5. Universality and Crossover: The notes explain the discrepancy between numerical simulations (often showing percolation exponents for small $d$) and theoretical predictions. They identify a crossover scale $\xi(d) \sim d^{4/3}$: for small systems, the system behaves like the infinite-$d$ percolation limit; for large systems, it crosses over to the true finite-$d$ universality class.

4. Key Results

• Entanglement Growth: In pure unitary circuits, the 2nd Rényi entropy grows linearly with time ($S \sim t$) until saturation at volume-law ($S \sim L$). This is derived via a mapping to an Ising model where domain walls have finite line tension.
• Phase Transition: There exists a critical measurement rate $p_c$.
  • $p < p_c$ (Volume-Law Phase): The system retains extensive entanglement. The statistical mechanics model is in an ordered (ferromagnetic) phase. The observer cannot learn the initial state.
  • $p > p_c$ (Area-Law Phase): Frequent measurements collapse the state. The statistical mechanics model is disordered (paramagnetic). Domain walls have zero tension, and entanglement scales with the boundary size (constant in 1D). The observer can learn the initial state.
• Critical Exponents:
  • In the $d \to \infty$ limit, the transition maps to bond percolation with $p_c = 1/2$ and correlation length exponent $\nu = 4/3$.
  • For finite $d$, the transition belongs to a different universality class, though percolation exponents are observed at intermediate scales.
• Purification Dynamics: Starting from a mixed state, the system purifies (entropy goes to 0) rapidly in the area-law phase, while it remains mixed (high entropy) in the volume-law phase.

5. Significance

• Theoretical Bridge: The work bridges quantum information theory, many-body physics, and statistical mechanics.

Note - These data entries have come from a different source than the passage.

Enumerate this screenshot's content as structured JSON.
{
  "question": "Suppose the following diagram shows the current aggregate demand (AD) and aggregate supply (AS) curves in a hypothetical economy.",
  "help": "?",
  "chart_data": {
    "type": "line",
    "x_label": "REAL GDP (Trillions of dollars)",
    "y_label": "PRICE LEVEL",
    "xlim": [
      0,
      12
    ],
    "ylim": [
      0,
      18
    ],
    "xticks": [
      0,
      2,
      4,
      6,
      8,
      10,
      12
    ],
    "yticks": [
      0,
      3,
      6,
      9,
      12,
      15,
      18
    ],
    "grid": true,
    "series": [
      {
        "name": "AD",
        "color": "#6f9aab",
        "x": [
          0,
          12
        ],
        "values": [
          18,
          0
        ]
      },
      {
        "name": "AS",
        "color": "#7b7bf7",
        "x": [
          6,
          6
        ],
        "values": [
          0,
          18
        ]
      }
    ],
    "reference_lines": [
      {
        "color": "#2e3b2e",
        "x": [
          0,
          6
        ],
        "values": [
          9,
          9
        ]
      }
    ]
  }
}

It demonstrates that complex quantum dynamics can be understood through the lens of classical phase transitions (symmetry breaking of replica permutations).
• Experimental Relevance: While direct observation of MIPTs is challenging due to the post-selection problem, the "learnability" and "error correction" perspectives provide a roadmap for experimental verification using quantum simulators and classical post-processing (decoding).
• Foundational Insight: The notes clarify that MIPTs are not merely artifacts of averaging but represent a fundamental shift in how quantum information is stored and protected in open systems. The volume-law phase acts as a self-correcting quantum memory, while the area-law phase represents a regime where information is lost to the environment.
• Pedagogical Value: By focusing on exact methods (Haar averaging, replica trick) and avoiding dual-unitary circuits (which are solvable but less generic), the notes provide a clear, self-contained derivation of the statistical mechanics mapping, serving as a foundational resource for researchers entering the field.